The word Crowdsourcing is a portmanteau of the words “crowd” and “outsourcing”. It means outsourcing a problem to a crowd rather than an expert (Haciyakupoglu & Zhang, 2015). This is because in some cases, there are difficulties in finding the experts to solve the problem due to limitations in finding the expert, money or time. In crowdsourcing the problem is broadcasted to a crowd so that potential solvers can step in and propose solutions. With the wide use of the Internet and Information technologies, outsourcing problem to crowds became easier which means more use of crowdsourcing (Tucci, Afuah, & Viscusi, 2021). A crowdsourcing’s process works in the following way: An organization (called a customer) releases a task online through a crowdsourcing platform to a crowd of outsiders.
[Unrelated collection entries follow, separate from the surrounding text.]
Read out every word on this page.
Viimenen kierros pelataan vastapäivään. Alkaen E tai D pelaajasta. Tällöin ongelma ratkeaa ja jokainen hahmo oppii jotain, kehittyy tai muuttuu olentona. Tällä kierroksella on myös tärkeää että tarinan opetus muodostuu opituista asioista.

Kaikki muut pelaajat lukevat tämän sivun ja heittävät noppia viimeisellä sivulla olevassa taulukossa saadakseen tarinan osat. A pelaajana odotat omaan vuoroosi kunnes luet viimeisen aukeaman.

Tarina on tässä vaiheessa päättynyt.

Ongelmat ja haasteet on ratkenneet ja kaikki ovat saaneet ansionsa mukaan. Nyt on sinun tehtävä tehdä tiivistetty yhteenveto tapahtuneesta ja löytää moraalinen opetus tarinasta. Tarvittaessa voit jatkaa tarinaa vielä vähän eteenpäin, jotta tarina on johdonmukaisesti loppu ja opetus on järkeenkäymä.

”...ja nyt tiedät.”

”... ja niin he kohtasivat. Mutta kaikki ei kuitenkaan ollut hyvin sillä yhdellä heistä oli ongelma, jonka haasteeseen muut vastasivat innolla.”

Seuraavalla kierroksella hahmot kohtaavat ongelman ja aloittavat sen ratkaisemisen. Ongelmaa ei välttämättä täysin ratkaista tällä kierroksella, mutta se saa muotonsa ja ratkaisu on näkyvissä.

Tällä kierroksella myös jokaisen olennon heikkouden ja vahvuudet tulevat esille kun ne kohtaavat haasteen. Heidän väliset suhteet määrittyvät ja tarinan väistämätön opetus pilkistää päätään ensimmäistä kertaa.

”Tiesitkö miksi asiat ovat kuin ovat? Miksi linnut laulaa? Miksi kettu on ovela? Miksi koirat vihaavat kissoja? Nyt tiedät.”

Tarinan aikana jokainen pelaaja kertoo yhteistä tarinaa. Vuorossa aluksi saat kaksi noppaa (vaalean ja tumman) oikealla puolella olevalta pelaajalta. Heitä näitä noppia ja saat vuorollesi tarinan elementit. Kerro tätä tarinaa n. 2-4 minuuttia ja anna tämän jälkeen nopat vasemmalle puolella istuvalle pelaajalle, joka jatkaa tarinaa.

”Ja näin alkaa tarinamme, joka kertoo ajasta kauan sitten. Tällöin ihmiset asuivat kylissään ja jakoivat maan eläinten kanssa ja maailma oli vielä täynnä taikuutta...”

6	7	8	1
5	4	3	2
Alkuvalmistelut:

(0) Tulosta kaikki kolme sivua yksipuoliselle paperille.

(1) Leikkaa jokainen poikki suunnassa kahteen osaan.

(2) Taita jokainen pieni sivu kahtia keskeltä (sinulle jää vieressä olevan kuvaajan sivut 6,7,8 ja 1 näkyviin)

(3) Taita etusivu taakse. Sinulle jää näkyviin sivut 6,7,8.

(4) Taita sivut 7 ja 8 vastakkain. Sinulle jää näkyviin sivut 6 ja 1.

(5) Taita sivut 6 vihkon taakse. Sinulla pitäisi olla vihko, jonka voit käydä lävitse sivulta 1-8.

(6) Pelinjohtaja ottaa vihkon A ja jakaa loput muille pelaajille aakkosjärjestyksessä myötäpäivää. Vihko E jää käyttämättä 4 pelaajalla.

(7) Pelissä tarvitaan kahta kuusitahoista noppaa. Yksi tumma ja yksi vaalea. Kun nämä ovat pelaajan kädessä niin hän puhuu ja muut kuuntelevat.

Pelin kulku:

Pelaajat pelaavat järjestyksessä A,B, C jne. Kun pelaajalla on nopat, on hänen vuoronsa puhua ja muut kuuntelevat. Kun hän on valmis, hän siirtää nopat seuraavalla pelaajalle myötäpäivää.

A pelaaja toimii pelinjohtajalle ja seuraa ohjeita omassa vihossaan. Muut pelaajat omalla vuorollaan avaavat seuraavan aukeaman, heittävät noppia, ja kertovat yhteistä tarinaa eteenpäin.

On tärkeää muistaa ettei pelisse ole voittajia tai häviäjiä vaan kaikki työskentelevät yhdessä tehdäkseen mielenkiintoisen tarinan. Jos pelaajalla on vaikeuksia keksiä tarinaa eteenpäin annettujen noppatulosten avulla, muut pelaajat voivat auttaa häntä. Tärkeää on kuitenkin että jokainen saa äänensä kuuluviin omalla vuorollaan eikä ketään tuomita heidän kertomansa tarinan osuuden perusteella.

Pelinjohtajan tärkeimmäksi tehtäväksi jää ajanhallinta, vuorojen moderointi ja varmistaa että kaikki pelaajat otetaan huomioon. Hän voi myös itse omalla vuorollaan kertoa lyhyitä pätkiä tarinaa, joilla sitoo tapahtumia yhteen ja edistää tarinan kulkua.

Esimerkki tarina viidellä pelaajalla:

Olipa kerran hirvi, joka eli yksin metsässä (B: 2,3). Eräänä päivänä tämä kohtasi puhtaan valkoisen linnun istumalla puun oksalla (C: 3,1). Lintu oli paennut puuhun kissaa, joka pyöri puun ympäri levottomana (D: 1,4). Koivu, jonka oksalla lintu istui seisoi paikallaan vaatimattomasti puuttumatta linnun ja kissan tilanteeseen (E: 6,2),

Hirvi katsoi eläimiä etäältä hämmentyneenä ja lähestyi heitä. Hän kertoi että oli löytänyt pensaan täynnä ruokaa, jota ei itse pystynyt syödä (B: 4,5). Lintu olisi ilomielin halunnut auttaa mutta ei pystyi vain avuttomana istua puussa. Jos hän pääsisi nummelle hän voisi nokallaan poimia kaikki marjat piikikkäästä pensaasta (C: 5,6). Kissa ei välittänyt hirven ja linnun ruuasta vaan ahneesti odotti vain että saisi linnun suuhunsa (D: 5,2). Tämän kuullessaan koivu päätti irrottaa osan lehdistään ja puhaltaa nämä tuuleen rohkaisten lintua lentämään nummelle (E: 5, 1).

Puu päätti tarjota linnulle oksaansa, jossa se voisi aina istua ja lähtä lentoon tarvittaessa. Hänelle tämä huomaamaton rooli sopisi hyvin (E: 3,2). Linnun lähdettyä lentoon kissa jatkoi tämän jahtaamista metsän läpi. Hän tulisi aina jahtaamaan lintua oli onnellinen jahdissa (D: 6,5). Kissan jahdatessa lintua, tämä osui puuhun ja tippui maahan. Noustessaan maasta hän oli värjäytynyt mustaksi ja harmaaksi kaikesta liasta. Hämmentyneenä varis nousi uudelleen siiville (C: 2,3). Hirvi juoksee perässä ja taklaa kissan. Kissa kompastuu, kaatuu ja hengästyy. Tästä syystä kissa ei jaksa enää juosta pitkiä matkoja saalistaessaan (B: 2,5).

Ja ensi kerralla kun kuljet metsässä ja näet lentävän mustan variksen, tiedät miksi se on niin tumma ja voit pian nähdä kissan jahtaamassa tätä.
Then a group of interested people (called contributors) perform and submit the task to the same crowdsourcing platform for a fee or any other incentives. Crowdsourcing is not only limited to business organizations. Non-profit organizations and academic organizations also use crowdsourcing (Zhao & Zhu, 2014). The traditional way of collecting information from a crowd is traditional surveys. In traditional surveys, a representative sample is selected and contacted via telephone, mail or face-to-face interviews. These methods are usually expensive and time consuming. Crowdsourcing on the other hand is could be considered as an Internet based survey through crowdsourcing platforms where the crowds are easily contacted and for a smaller fee (De Winter, Kyriakidis, Dodou, & Happee, 2015).

Crowdsourcing and data preparation

With entering the era of big data, there is a lot of digital material that could be used to train machine-learning models. Machine learning mainly used crowd sourcing for that matter to obtain labels for the unlabelled data. However, Data generation is not the only way that machine learning can use crowdsourcing. Evaluating models: where crowdsourcing is used to evaluate r debug models like unsupervised machine learning which can be difficult to evaluate since there is no ground truth. Hybrid AI systems: Where AI systems can use people’s common sense and knowledge to cluster data points or predict social or political events. Behavioural studies to inform machine-learning research: Crowdsourcing gives opportunity to psychologists and social scientists to behavioural experiments regarding how humans interact with technology and machine learning models (Vaughan, 2017).

There are several crowdsourcing platforms to use. Depending on the nature of the task you can choose the one that suits you best. The platforms that are usually used for research purposes are Amazon Mechanical Turk, Figure-Eight (used to be known as Crowd-Flower), Click-Worker and Prolific Academia. For business purposes, there are Up-work and Top-Coder.